By mid-morning, the flames were extinguished. Long ruled both buildings a total loss.

"A big chunk of the downtown is gone," he said.

Kempnich started Companeros in an old wood building 29 years ago with his father Mike. In those days, Dorset wasn't known for its restaurants.

"Dorset was known for being the smallest town in the country to have a bank," he said. "Then the bank moved out and we had nothing."

Dorset also is known for electing a 3-year-old mayor.

The town has no formal city government and the vote for mayor is a paid fundraiser for regional charities.

After Companeros started up, the restaurants began working together to bring in tourism, tailoring menus to cater to any whim of taste. Twenty years ago, as business improved, Kempnich bought the Dorset House. Other small businesses popped up to serve restaurant goers.

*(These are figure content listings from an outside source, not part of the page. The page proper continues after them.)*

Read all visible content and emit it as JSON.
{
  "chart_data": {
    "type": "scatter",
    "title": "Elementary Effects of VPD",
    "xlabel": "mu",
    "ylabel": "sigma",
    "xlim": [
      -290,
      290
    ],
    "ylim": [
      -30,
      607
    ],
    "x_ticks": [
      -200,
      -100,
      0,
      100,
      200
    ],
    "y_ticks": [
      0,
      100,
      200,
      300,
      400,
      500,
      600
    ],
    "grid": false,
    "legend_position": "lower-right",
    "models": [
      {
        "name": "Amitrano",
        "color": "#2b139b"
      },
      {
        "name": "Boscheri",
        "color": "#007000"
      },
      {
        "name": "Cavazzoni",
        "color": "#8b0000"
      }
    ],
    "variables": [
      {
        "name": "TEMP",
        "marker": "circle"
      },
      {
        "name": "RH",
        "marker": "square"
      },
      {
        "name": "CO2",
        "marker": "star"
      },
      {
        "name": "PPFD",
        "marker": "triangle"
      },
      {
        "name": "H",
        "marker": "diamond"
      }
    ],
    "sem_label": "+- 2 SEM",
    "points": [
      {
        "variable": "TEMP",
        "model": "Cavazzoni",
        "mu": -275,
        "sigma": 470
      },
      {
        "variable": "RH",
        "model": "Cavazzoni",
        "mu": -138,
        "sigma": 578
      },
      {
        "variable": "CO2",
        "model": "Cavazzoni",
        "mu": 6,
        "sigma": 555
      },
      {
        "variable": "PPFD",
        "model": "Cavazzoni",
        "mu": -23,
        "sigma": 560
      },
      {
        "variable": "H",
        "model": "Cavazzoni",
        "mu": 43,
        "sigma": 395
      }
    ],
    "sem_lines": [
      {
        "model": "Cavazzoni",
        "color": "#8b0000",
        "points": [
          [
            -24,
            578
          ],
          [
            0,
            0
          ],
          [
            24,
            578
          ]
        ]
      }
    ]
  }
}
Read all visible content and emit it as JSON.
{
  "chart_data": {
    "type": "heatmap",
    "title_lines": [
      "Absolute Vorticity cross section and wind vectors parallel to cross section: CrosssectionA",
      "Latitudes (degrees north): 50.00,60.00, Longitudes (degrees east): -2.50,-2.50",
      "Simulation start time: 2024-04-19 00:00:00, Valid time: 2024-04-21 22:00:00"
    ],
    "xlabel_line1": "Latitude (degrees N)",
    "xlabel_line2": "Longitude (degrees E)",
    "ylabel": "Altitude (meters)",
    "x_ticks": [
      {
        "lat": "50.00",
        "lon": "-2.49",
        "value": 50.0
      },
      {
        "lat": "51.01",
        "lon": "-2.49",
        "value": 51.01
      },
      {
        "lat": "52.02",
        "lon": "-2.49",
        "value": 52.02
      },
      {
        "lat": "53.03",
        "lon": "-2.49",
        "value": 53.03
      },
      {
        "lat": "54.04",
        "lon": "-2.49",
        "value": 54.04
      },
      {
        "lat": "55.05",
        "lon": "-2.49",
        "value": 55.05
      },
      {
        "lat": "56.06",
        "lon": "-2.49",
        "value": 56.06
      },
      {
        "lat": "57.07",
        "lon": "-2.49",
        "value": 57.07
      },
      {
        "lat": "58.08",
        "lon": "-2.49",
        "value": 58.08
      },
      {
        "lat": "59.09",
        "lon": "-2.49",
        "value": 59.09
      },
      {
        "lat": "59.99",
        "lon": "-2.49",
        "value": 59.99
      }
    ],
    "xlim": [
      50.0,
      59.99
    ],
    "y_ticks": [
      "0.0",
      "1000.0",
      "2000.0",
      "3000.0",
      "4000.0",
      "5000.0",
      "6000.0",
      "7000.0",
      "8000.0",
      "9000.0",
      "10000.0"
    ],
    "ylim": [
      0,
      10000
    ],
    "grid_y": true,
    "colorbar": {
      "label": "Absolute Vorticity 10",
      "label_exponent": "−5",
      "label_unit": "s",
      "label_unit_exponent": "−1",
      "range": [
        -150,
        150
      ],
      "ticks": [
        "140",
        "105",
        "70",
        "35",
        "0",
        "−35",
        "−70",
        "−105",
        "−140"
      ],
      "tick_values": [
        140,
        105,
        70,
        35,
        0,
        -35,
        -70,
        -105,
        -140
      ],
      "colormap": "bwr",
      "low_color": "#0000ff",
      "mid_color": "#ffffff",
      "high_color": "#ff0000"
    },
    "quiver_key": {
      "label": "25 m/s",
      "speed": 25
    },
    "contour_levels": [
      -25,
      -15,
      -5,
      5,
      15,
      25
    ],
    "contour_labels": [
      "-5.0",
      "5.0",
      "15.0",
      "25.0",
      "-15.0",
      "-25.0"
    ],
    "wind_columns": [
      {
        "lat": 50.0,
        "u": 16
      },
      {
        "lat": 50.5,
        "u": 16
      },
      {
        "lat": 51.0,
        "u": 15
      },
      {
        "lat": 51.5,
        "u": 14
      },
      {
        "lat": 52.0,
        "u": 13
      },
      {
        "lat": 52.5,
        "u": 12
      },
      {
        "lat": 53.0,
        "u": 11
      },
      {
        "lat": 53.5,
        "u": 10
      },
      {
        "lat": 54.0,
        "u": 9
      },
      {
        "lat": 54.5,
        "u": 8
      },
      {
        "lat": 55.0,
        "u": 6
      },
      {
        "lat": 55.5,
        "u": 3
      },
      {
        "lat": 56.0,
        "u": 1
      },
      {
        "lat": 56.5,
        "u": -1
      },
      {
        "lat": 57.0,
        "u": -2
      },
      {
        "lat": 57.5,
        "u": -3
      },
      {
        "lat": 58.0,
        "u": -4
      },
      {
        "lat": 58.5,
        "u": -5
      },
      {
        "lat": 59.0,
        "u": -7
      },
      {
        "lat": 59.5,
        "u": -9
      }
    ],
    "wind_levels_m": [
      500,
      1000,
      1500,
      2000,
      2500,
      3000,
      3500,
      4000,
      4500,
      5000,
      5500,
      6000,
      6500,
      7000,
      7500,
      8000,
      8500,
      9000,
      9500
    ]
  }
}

Over the years he said his restaurants, along with the Dorset Cafe and LaPasta Italian Eatery, brought locals together. Most years he employs between 75 and 100 people from all over the area. Some have been around for 25 years.

"Dorset is like a family," he said. "We built it with restaurants."

Now half of those restaurants are gone. Kempnich doesn't know what to do. He'd like to start over, but said his insurance won't pay enough for a total rebuild.

For now at least, Dorset can't claim the title of world's restaurant capital.